With PhD student Punya Alahakoon and colleague James McCaw, CI Peter Taylor studied methods for estimating infection parameters in hierarchical Bayesian models for epidemics with replenishment of susceptibles. They reported the results in a paper published in *Epidemics* where the additional went on the estimate the probability of epidemic fadeout in the first trough after the peak of infection.

PhD students Jiesen Wang and ChenChen Xing, AI Mark Fackrell and CI Peter Taylor continued their work on strategic queueing models. In a paper published in *Queueing Systems* they derived Nash equilibrium threshold strategies for customer joining probabilities at a feedback queue and observed that interesting and paradoxical behaviour can occur in which all customers can be worse off when the reward for service is increased and where customers are given the opportunity to renege at the time points where feedback occurs.

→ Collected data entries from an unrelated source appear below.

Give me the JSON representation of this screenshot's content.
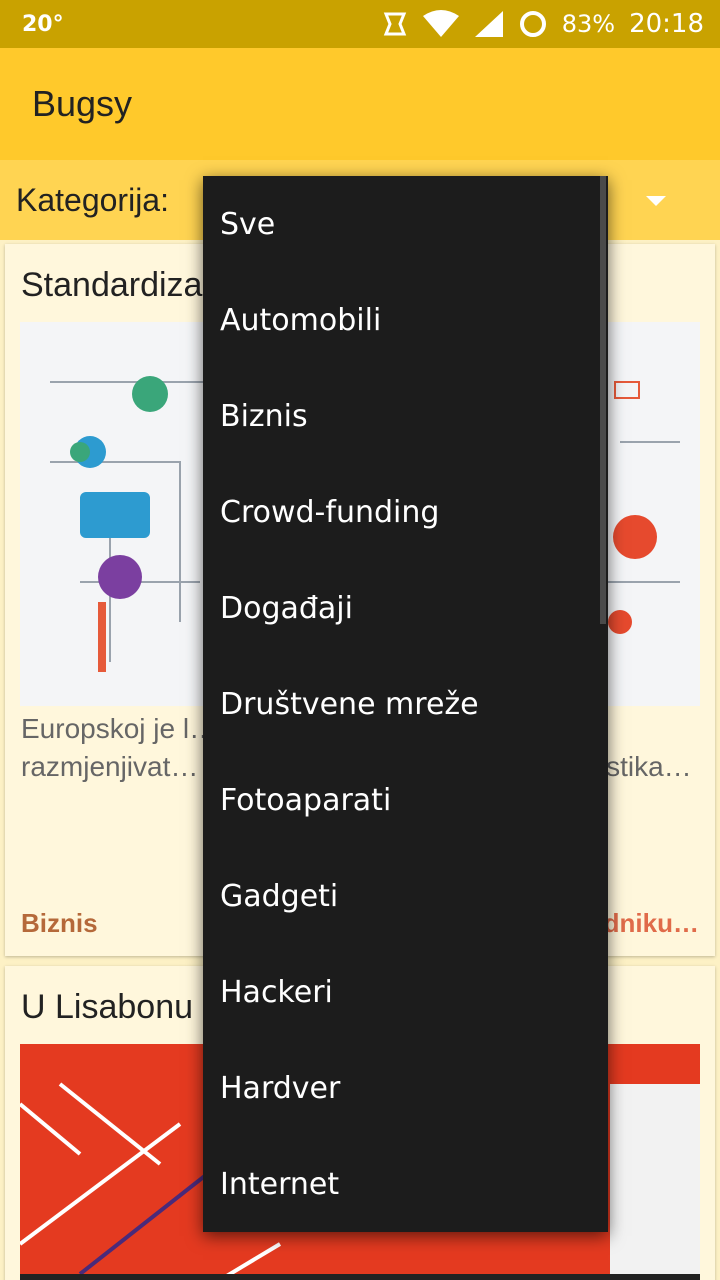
{
  "status_bar": {
    "temperature": "20°",
    "battery_percent": "83%",
    "time": "20:18"
  },
  "app_bar": {
    "title": "Bugsy"
  },
  "filter": {
    "label": "Kategorija:"
  },
  "articles": [
    {
      "title": "Standardiza…eno…",
      "excerpt": "Europskoj je l… i uređaji u bud… vezati i razmjenjivat… ođaču, operacijskom… karakteristika…",
      "category": "Biznis",
      "read_more": "edniku…"
    },
    {
      "title": "U Lisabonu … imp…"
    }
  ],
  "dropdown": {
    "options": [
      "Sve",
      "Automobili",
      "Biznis",
      "Crowd-funding",
      "Događaji",
      "Društvene mreže",
      "Fotoaparati",
      "Gadgeti",
      "Hackeri",
      "Hardver",
      "Internet"
    ]
  },
  "colors": {
    "status_bar": "#c9a200",
    "app_bar": "#ffc92b",
    "filter_row": "#ffd452",
    "card_bg": "#fff7dc",
    "dropdown_bg": "#1c1c1c",
    "category": "#b5693a",
    "read_more": "#e06b4a"
  }
}
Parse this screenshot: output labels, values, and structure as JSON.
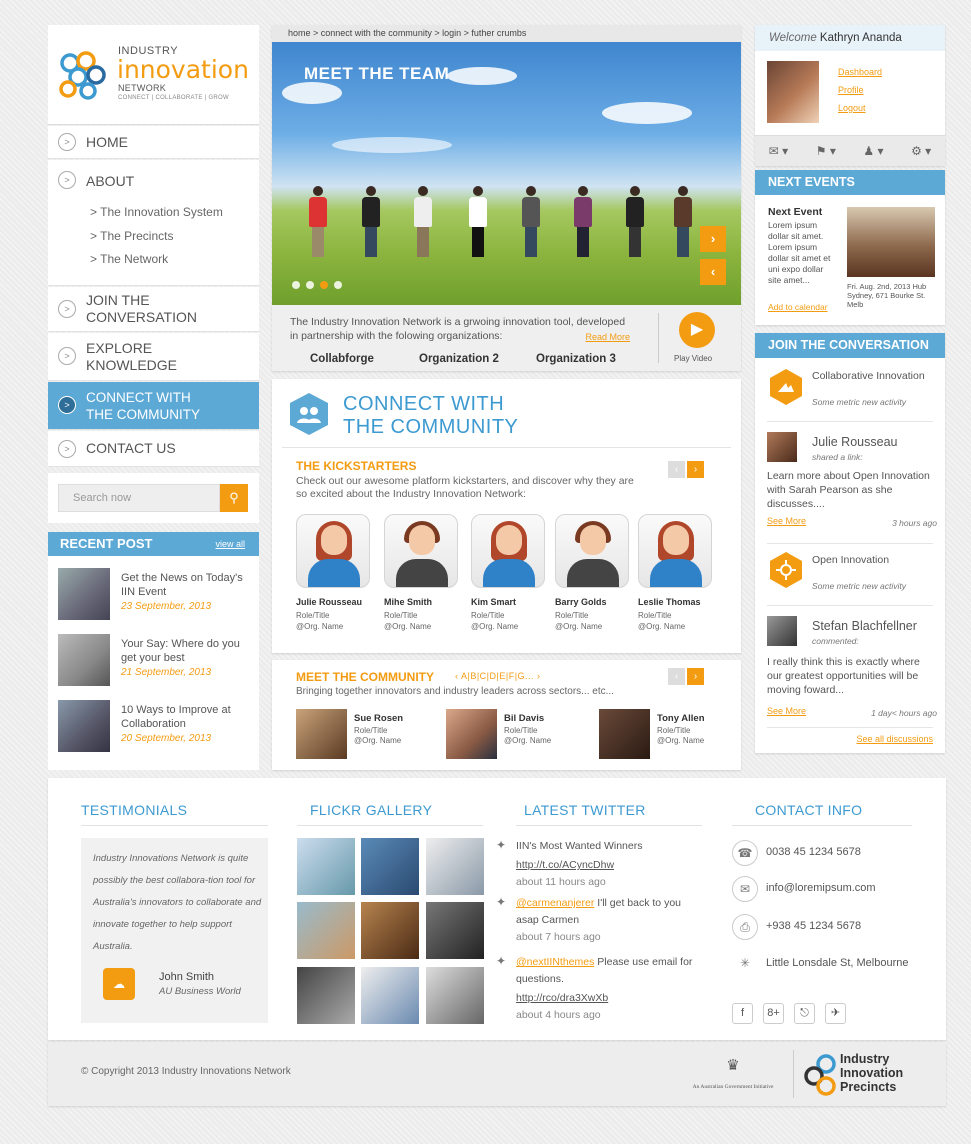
{
  "logo": {
    "line1": "INDUSTRY",
    "line2": "innovation",
    "line3": "NETWORK",
    "tagline": "CONNECT  |  COLLABORATE  |  GROW"
  },
  "nav": {
    "home": "HOME",
    "about": "ABOUT",
    "sub": [
      "> The Innovation System",
      "> The Precincts",
      "> The Network"
    ],
    "join1": "JOIN THE",
    "join2": "CONVERSATION",
    "explore1": "EXPLORE",
    "explore2": "KNOWLEDGE",
    "connect1": "CONNECT WITH",
    "connect2": "THE COMMUNITY",
    "contact": "CONTACT US"
  },
  "search": {
    "placeholder": "Search now"
  },
  "recent": {
    "title": "RECENT POST",
    "view_all": "view all",
    "posts": [
      {
        "title": "Get the News on Today's IIN Event",
        "date": "23 September, 2013"
      },
      {
        "title": "Your Say: Where do you get your best",
        "date": "21 September, 2013"
      },
      {
        "title": "10 Ways to Improve at Collaboration",
        "date": "20 September, 2013"
      }
    ]
  },
  "breadcrumb": "home > connect with the community > login > futher crumbs",
  "hero": {
    "title": "MEET THE TEAM",
    "text": "The Industry Innovation Network is a grwoing innovation tool, developed in partnership with the folowing organizations:",
    "read_more": "Read More",
    "orgs": [
      "Collabforge",
      "Organization 2",
      "Organization 3"
    ],
    "play": "Play Video",
    "next": "›",
    "prev": "‹"
  },
  "community": {
    "title1": "CONNECT WITH",
    "title2": "THE COMMUNITY",
    "ks_title": "THE KICKSTARTERS",
    "ks_desc": "Check out our awesome platform kickstarters, and discover why they are so excited about the Industry Innovation Network:",
    "people": [
      {
        "name": "Julie Rousseau",
        "role": "Role/Title",
        "org": "@Org. Name"
      },
      {
        "name": "Mihe Smith",
        "role": "Role/Title",
        "org": "@Org. Name"
      },
      {
        "name": "Kim Smart",
        "role": "Role/Title",
        "org": "@Org. Name"
      },
      {
        "name": "Barry Golds",
        "role": "Role/Title",
        "org": "@Org. Name"
      },
      {
        "name": "Leslie Thomas",
        "role": "Role/Title",
        "org": "@Org. Name"
      }
    ]
  },
  "meet": {
    "title": "MEET THE COMMUNITY",
    "alpha": "‹ A|B|C|D|E|F|G... ›",
    "desc": "Bringing together innovators and industry leaders across sectors... etc...",
    "members": [
      {
        "name": "Sue Rosen",
        "role": "Role/Title",
        "org": "@Org. Name"
      },
      {
        "name": "Bil Davis",
        "role": "Role/Title",
        "org": "@Org. Name"
      },
      {
        "name": "Tony Allen",
        "role": "Role/Title",
        "org": "@Org. Name"
      }
    ]
  },
  "welcome": {
    "prefix": "Welcome",
    "name": "Kathryn Ananda",
    "links": [
      "Dashboard",
      "Profile",
      "Logout"
    ],
    "toolbar": [
      "✉ ▾",
      "⚑ ▾",
      "♟ ▾",
      "⚙ ▾"
    ]
  },
  "events": {
    "title": "NEXT EVENTS",
    "event_title": "Next Event",
    "event_desc": "Lorem ipsum dollar sit amet. Lorem ipsum dollar sit amet et uni expo dollar site amet...",
    "event_meta": "Fri. Aug. 2nd, 2013 Hub Sydney, 671 Bourke St. Melb",
    "add": "Add to calendar"
  },
  "join": {
    "title": "JOIN THE CONVERSATION",
    "g1_name": "Collaborative Innovation",
    "g1_sub": "Some metric new activity",
    "p1_name": "Julie Rousseau",
    "p1_action": "shared a link:",
    "p1_body": "Learn more about Open Innovation with Sarah Pearson as she discusses....",
    "p1_more": "See More",
    "p1_time": "3 hours ago",
    "g2_name": "Open Innovation",
    "g2_sub": "Some metric new activity",
    "p2_name": "Stefan Blachfellner",
    "p2_action": "commented:",
    "p2_body": "I really think this is exactly where our greatest opportunities will be moving foward...",
    "p2_more": "See More",
    "p2_time": "1 day< hours ago",
    "all": "See all discussions"
  },
  "footer": {
    "testimonials": "TESTIMONIALS",
    "quote": "Industry Innovations Network is quite possibly the best collabora-tion tool for Australia's innovators to collaborate and innovate together to help support Australia.",
    "q_name": "John Smith",
    "q_company": "AU Business World",
    "flickr": "FLICKR GALLERY",
    "twitter": "LATEST TWITTER",
    "tweets": [
      {
        "line1": "IIN's Most Wanted Winners",
        "link": "http://t.co/ACyncDhw",
        "time": "about 11 hours ago"
      },
      {
        "handle": "@carmenanjerer",
        "text": " I'll get back to you asap Carmen",
        "time": "about 7 hours ago"
      },
      {
        "handle": "@nextIINthemes",
        "text": " Please use email for questions.",
        "link": "http://rco/dra3XwXb",
        "time": "about 4 hours ago"
      }
    ],
    "contact": "CONTACT INFO",
    "contacts": [
      "0038 45 1234 5678",
      "info@loremipsum.com",
      "+938 45 1234 5678",
      "Little Lonsdale St, Melbourne"
    ],
    "social": [
      "f",
      "8+",
      "⎋",
      "✈"
    ]
  },
  "copyright": "© Copyright 2013 Industry Innovations Network",
  "gov": "An Australian Government Initiative",
  "iip": {
    "l1": "Industry",
    "l2": "Innovation",
    "l3": "Precincts"
  },
  "colors": {
    "blue": "#5da9d6",
    "orange": "#f39c12"
  }
}
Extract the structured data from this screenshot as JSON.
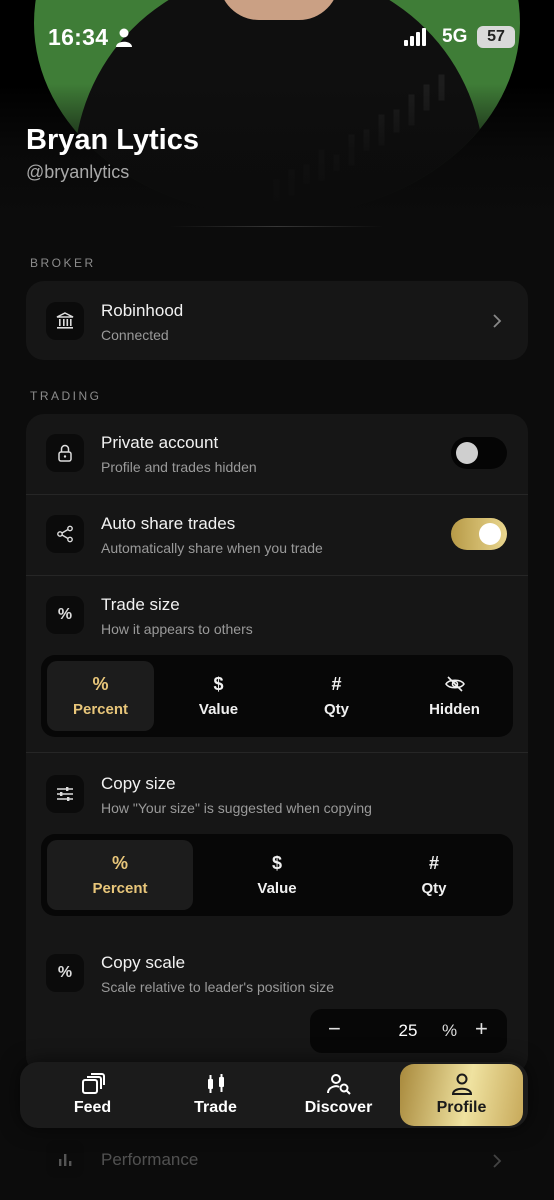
{
  "status_bar": {
    "time": "16:34",
    "network": "5G",
    "battery": "57"
  },
  "profile": {
    "name": "Bryan Lytics",
    "handle": "@bryanlytics"
  },
  "broker_section": {
    "label": "BROKER",
    "broker": {
      "title": "Robinhood",
      "subtitle": "Connected",
      "icon": "bank-icon"
    }
  },
  "trading_section": {
    "label": "TRADING",
    "private_account": {
      "title": "Private account",
      "subtitle": "Profile and trades hidden",
      "enabled": false,
      "icon": "lock-icon"
    },
    "auto_share": {
      "title": "Auto share trades",
      "subtitle": "Automatically share when you trade",
      "enabled": true,
      "icon": "share-icon"
    },
    "trade_size": {
      "title": "Trade size",
      "subtitle": "How it appears to others",
      "icon": "percent-icon",
      "options": [
        {
          "symbol": "%",
          "label": "Percent",
          "active": true
        },
        {
          "symbol": "$",
          "label": "Value",
          "active": false
        },
        {
          "symbol": "#",
          "label": "Qty",
          "active": false
        },
        {
          "symbol": "eye-off-icon",
          "label": "Hidden",
          "active": false
        }
      ]
    },
    "copy_size": {
      "title": "Copy size",
      "subtitle": "How \"Your size\" is suggested when copying",
      "icon": "sliders-icon",
      "options": [
        {
          "symbol": "%",
          "label": "Percent",
          "active": true
        },
        {
          "symbol": "$",
          "label": "Value",
          "active": false
        },
        {
          "symbol": "#",
          "label": "Qty",
          "active": false
        }
      ]
    },
    "copy_scale": {
      "title": "Copy scale",
      "subtitle": "Scale relative to leader's position size",
      "icon": "percent-icon",
      "value": "25",
      "unit": "%",
      "minus": "−",
      "plus": "+"
    }
  },
  "bottom_nav": [
    {
      "label": "Feed",
      "icon": "feed-icon",
      "active": false
    },
    {
      "label": "Trade",
      "icon": "candles-icon",
      "active": false
    },
    {
      "label": "Discover",
      "icon": "discover-icon",
      "active": false
    },
    {
      "label": "Profile",
      "icon": "person-icon",
      "active": true
    }
  ],
  "performance": {
    "title": "Performance",
    "icon": "bar-chart-icon"
  },
  "colors": {
    "accent_gold": "#e8c67a",
    "card": "#161616",
    "background": "#0c0c0c"
  }
}
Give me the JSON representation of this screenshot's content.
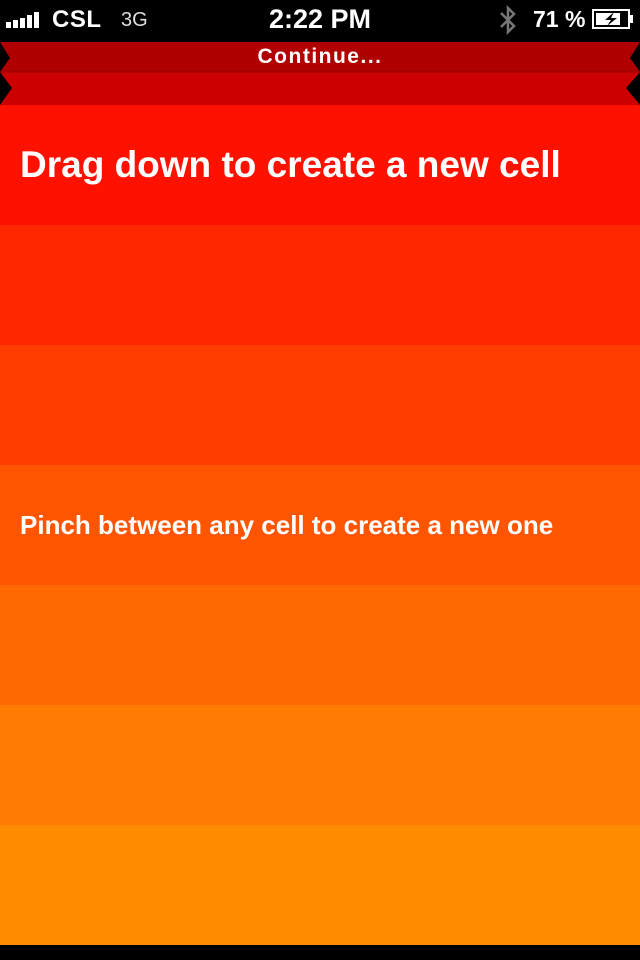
{
  "status_bar": {
    "carrier": "CSL",
    "network": "3G",
    "time": "2:22 PM",
    "battery": "71 %",
    "icons": [
      "signal-bars-icon",
      "bluetooth-icon",
      "battery-charging-icon"
    ]
  },
  "pulldown": {
    "label": "Continue...",
    "color": "#c80000"
  },
  "cells": [
    {
      "text": "Drag down to create a new cell",
      "color": "#ff1100",
      "style": "big"
    },
    {
      "text": "",
      "color": "#ff2600"
    },
    {
      "text": "",
      "color": "#ff3d00"
    },
    {
      "text": "Pinch between any cell to create a new one",
      "color": "#ff5500",
      "style": "small"
    },
    {
      "text": "",
      "color": "#ff6800"
    },
    {
      "text": "",
      "color": "#ff7a00"
    },
    {
      "text": "",
      "color": "#ff8c00"
    }
  ]
}
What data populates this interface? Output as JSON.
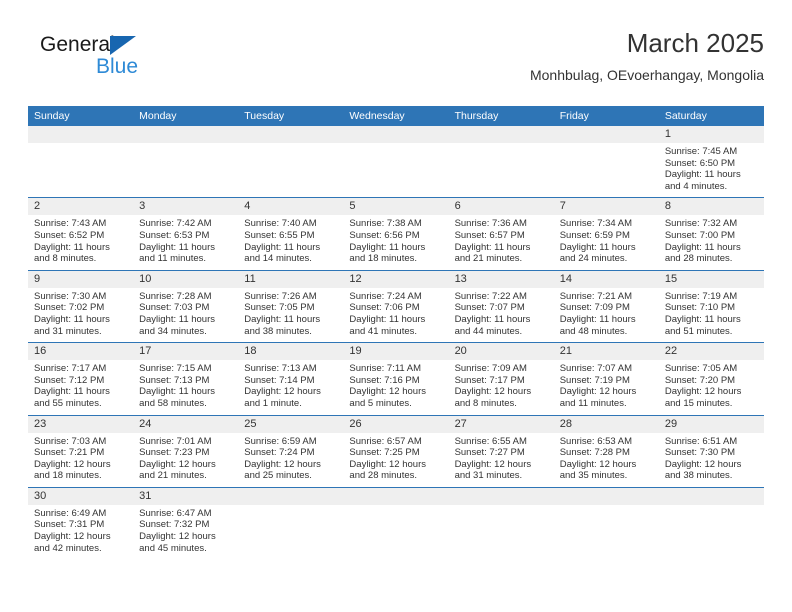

PhD student Behrooz Niknami and CI Peter Taylor continued their study of stochastic matching models with `benevolent nodes’, that is customer types that can match other customers but don’t themselves remain in the system if they are not matched. The team extended recent work that demonstrated that such models have product-form invariant measures to this new class. They also pointed out that limit order books have the structure of such a stochastic matching model, albeit with a different queueing discipline, in which customers are matched with the best available match rather than the one that arrive earliest, and explored the ramifications of this observation. Behrooz will submit his thesis early in 2022.

In January 2020 there was a glaring gap in maximum likelihood theory for a major class of statistical models: generalized linear mixed models. By late 2021 ACEMS doctoral candidate, Aishwarya Bhaskaran, had the makings of a thesis which closed this gap.